# What Temp is Your Fridge/Freezer?



## California Jim (Dec 11, 2003)

I recently picked up a fridge/freezer thermometer while at the grocery store to check this out. Because we have the Outback at home and access to hook-ups, I leave it plugged in with the fridge running all the time. Right now it's mostly empty, and because of how long it's been plugged in these numbers have got to be as cold as it will get.

Fridge 35, freezer +3.


----------



## kjp1969 (Apr 25, 2004)

That's about where ours was on our last trip, running on electric before the trip and entirely on propane for 4 days.
Kevin P.


----------



## Y-Guy (Jan 30, 2004)

Jim I'd have to look at my thermometers, I know when I'm camping they are right at the safe zone in both. A thought... if you leave it running all the time toss in some old milk jugs with water in the fridge/freezer, should make your system work less hard keeping it cool and might help it last longer too.


----------



## jnk36jnk (Mar 9, 2004)

The only thermometer I use is beer, if it's cold, the reefer must be working OK. I check it every now and then while camping and so far it's been perfect.








Dean


----------



## Golden Mom (Apr 25, 2004)

I have a thermometer in the fridge. It stays in the blue mark at 40. Not sure of the freezer though. I usually pack a gallon ziploc bag of ice cubes from the house freezer to use. Beats those ice trays. Yes, I'm spoiled to an ice maker. Anyway, it helps like Y-Guy mentioned.

Have a great day! sunny


----------



## Y-Guy (Jan 30, 2004)

jnk36jnk said:


> The only thermometer I use is beer, if it's cold, the reefer must be working OK. I check it every now and then while camping and so far it's been perfect.


----------



## camping479 (Aug 27, 2003)

Our fridge is about 38 degrees. The freezer does not have a thermometer, but everything is frozen rock solid









According to the beer check method, it's just about right









We turned ours on in May and haven't shut it off since. We try to keep it pretty well stocked so it's one less thing to get ready to go.

Mike


----------



## California Jim (Dec 11, 2003)

We do have a few things in there now. Freezer: 1/2 dz burritos, 2 cans frozen juice concentrate. Fridge: ketchup, mustard, mayo, few juice boxes, coffee.

Is it just me or will those cans of "frozen" juice concentrate just NEVER freeze? Even at +3F my lemonaide/iced tea is still kinda soft


----------



## hurricaneplumber (Apr 12, 2004)

No thermometers here, I use Dean's method.







Never had a problem yet with temperature.

KS


----------



## snsgraham (May 18, 2004)

On the subject of refer temps, ours seems to be on the warmer side by Daves test. Our test subject is milk though.

So the question would be....is there an adjustment for making the thing cooler?

Scott


----------



## luv2rv (Jun 21, 2004)

Same test here for the fridge ... Beer has always been good and cold.

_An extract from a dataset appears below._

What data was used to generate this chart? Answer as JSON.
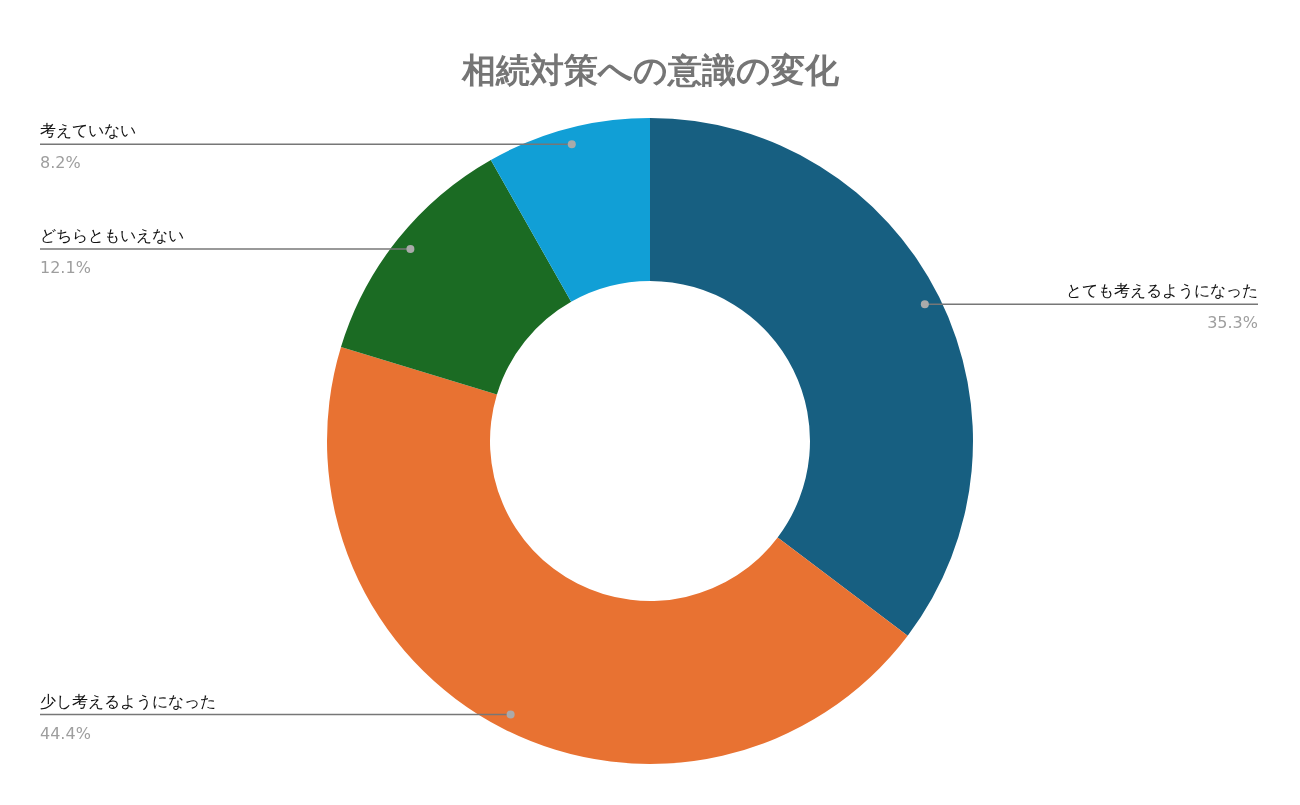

As for the freezer we have some boneless chicken breasts in there that are rock solid.

Wayne


----------



## Thor (Apr 7, 2004)

Dean's method is our prefered method.









No issue keeping items cold or frozen running on electric or propane.

Thor


----------



## Cats4Nat (Jan 28, 2004)

To keep things especially frozen...ice cream, popsicles, frozen juice...put them directly on the bottom of freezer...not on the wire shelf above.

Also, freeze from home first....ice cream gets very soft if on wire shelf in freezer.

Sandra


----------



## NDJollyMon (Aug 22, 2003)




----------



## hatcityhosehauler (Feb 13, 2004)

Well, since I keep my beer in a cooler, with lots of ice, the only way to gauge the temp in fridge is with a thermometer. I checked it this weekend while camping. On gas, freezer was about 6-7 above zero, and fridge was about 35-38. I still need to check electric. Had some problems with it this weekend, so I left the fridge on gas for the weekend, dispite having full hookups.

Tim


----------